Mr. Miyamoto has a pet inu. Roberto has a pet el perro. Amy has a pet le chien( luh-shh-yuhn). In case you are wondering what pet animals I am talking about….they are all different kinds of dogs. Bewilderment has taken over you, hasn’t it? 

In order to eliminate the possibility of confusion due to multiple names given to the same organism in different parts of the world, scientific names were established. 

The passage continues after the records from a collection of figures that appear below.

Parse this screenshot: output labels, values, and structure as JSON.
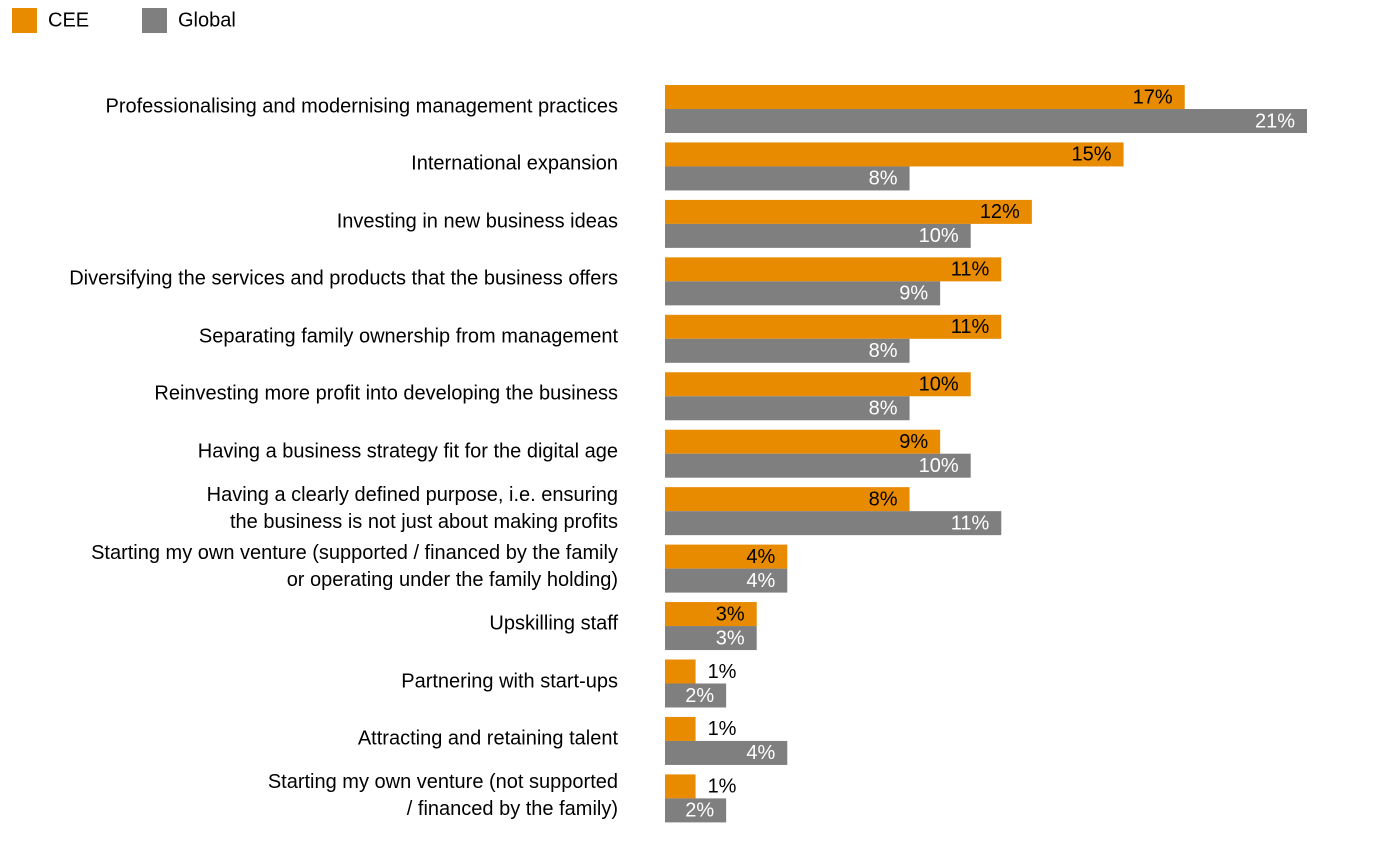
{
  "chart_data": {
    "type": "bar",
    "orientation": "horizontal",
    "categories": [
      "Professionalising and modernising management practices",
      "International expansion",
      "Investing in new business ideas",
      "Diversifying the services and products that the business offers",
      "Separating family ownership from management",
      "Reinvesting more profit into developing the business",
      "Having a business strategy fit for the digital age",
      "Having a clearly defined purpose, i.e. ensuring\nthe business is not just about making profits",
      "Starting my own venture (supported / financed by the family\nor operating under the family holding)",
      "Upskilling staff",
      "Partnering with start-ups",
      "Attracting and retaining talent",
      "Starting my own venture (not supported\n/ financed by the family)"
    ],
    "series": [
      {
        "name": "CEE",
        "color": "#E88B00",
        "values": [
          17,
          15,
          12,
          11,
          11,
          10,
          9,
          8,
          4,
          3,
          1,
          1,
          1
        ],
        "value_labels": [
          "17%",
          "15%",
          "12%",
          "11%",
          "11%",
          "10%",
          "9%",
          "8%",
          "4%",
          "3%",
          "1%",
          "1%",
          "1%"
        ]
      },
      {
        "name": "Global",
        "color": "#7F7F7F",
        "values": [
          21,
          8,
          10,
          9,
          8,
          8,
          10,
          11,
          4,
          3,
          2,
          4,
          2
        ],
        "value_labels": [
          "21%",
          "8%",
          "10%",
          "9%",
          "8%",
          "8%",
          "10%",
          "11%",
          "4%",
          "3%",
          "2%",
          "4%",
          "2%"
        ]
      }
    ],
    "legend": "top-left"
  }
}
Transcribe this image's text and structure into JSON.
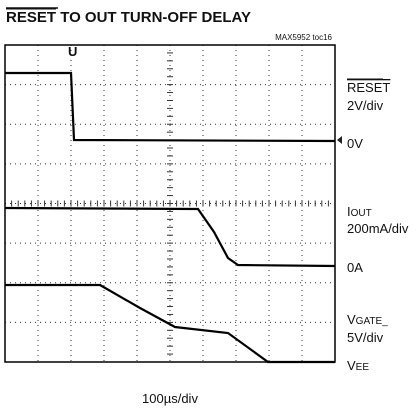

In the 18th century ‘Carolus Linnaeus’, a Swedish scientist classified plants and animals according to the similarities in their forms and divided the living things into one of the two “kingdoms” – the plant and the animal kingdoms. He further divided each of the kingdoms into smaller groups called “genera” (plural of “genus”). He again divided each genera into smaller groups called “species”. He also designed a system of naming organisms called “binomial (“two names”) nomenclature (“system of naming”) which gave each organism two names – the genus (plural = genera) and the species (plural = species) names. Both the names would be similar to your first and last names. Genus is always capitalized while species is never capitalized. To be written correctly, the scientific name must be either underlined or written in italics. His classification system is still used today; however, we use a five kingdom system (instead of the two kingdom system). 
Based on Carolus Linnaeus’ binomial nomenclature system, each organism is given a two-part scientific name. An organism may have more than one common name, but will only have one and only one scientific name. Whether you call it a mountain lion, cougar, or a puma, they are all common names for the same animal. However, it has a scientific name – Felis concolor.

So many facts that have blown you away and are also very much fun!